National Languages as Media of Instruction

In the course of a recent lecture at Triplicane, Mr. J.c. Rollo of the Pachaiyappa’s College has supported the use of English as the only right medium of instruction to Indian boys and girls. But he economizes, rightly, that the consensus of Indian opinion is against his vie. He thus summarizes the arguments on our side. “It is urged that a student will save much time by being instructed in the vernacular (sic), that text-books in the vernacular (sic) will be within easy reach of all classes of people, that an Indian possessed of literary genius will be able to commit the fruits of his genius in his won vernacular(sic).” This summary is far from being exhaustive.

Our main argument is that one’s mother-tongue is the only natural and human medium for imparting instruction.

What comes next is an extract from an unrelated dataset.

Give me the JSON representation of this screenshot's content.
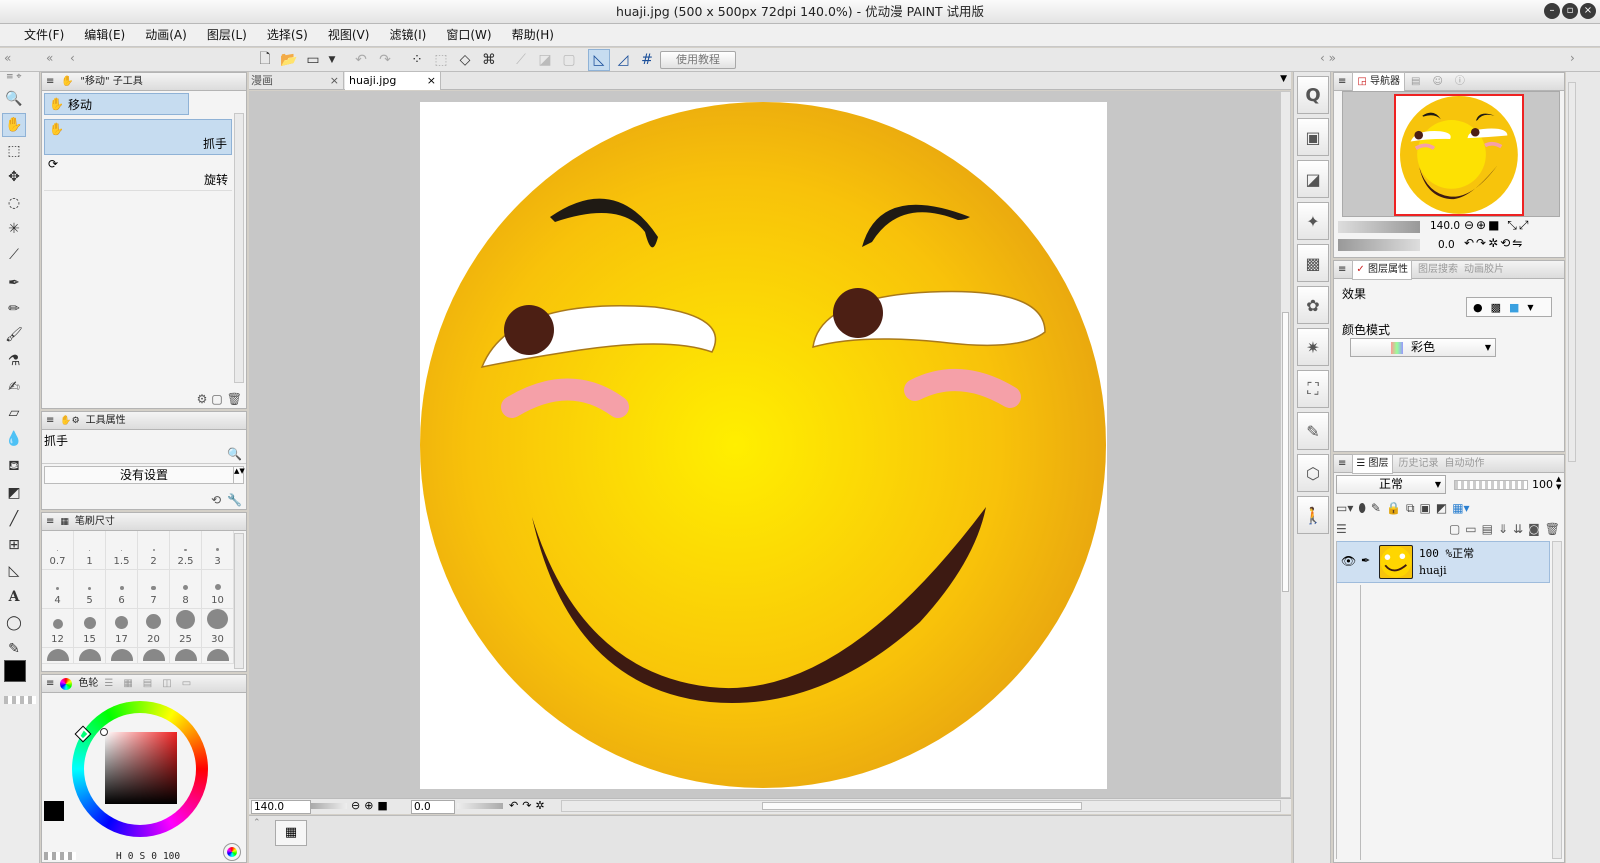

If anyone should doubt this, let him go and make enquires of educationalist in Japan, Scandinavia, England, Italy, Mexico or any other land where human beings are human beings. Speaking of the Tamil country, especially,. The blunder of using a foreign medium becomes shocking because the Tamil language happens to be far superior to English for accurate and scientific expression – a fact which naturally enough, Mrs. Rollo seems to be quite ignorant of. “It cannot be denied”, he says, naively, “that there is no vernacular (sic) in Southern India fitted for the teaching of science or the technicalities of history”. But the self-complacency betrayed by this statement of Mr. Rollo is quit pardonable in him, considering the present stat of things educational in British India.

“Insufficiency of scientific terms” is the next charge leveled against our languages. But the “Nagari Pracharini Sabha”, is publishing a very useful dictionary of scientific terms in easy Sanskrit which can be introduced wholesale into every Indian language, thus securing the unity of scientific phraseology for India, even as Europe has borrowed wholesale from Latin and Greek for a similar end.

Within a few years, the novelty of such terms will disappear and they will look quite natural in Tamil or Gujarati books, even as all those big classical terms appear very natural nowadays in English or French scientific text-books. Of course, we have no objection to teaching English as secondary language in our schools and colleges. I think that any rational Englishman ought to be satisfied with this concession.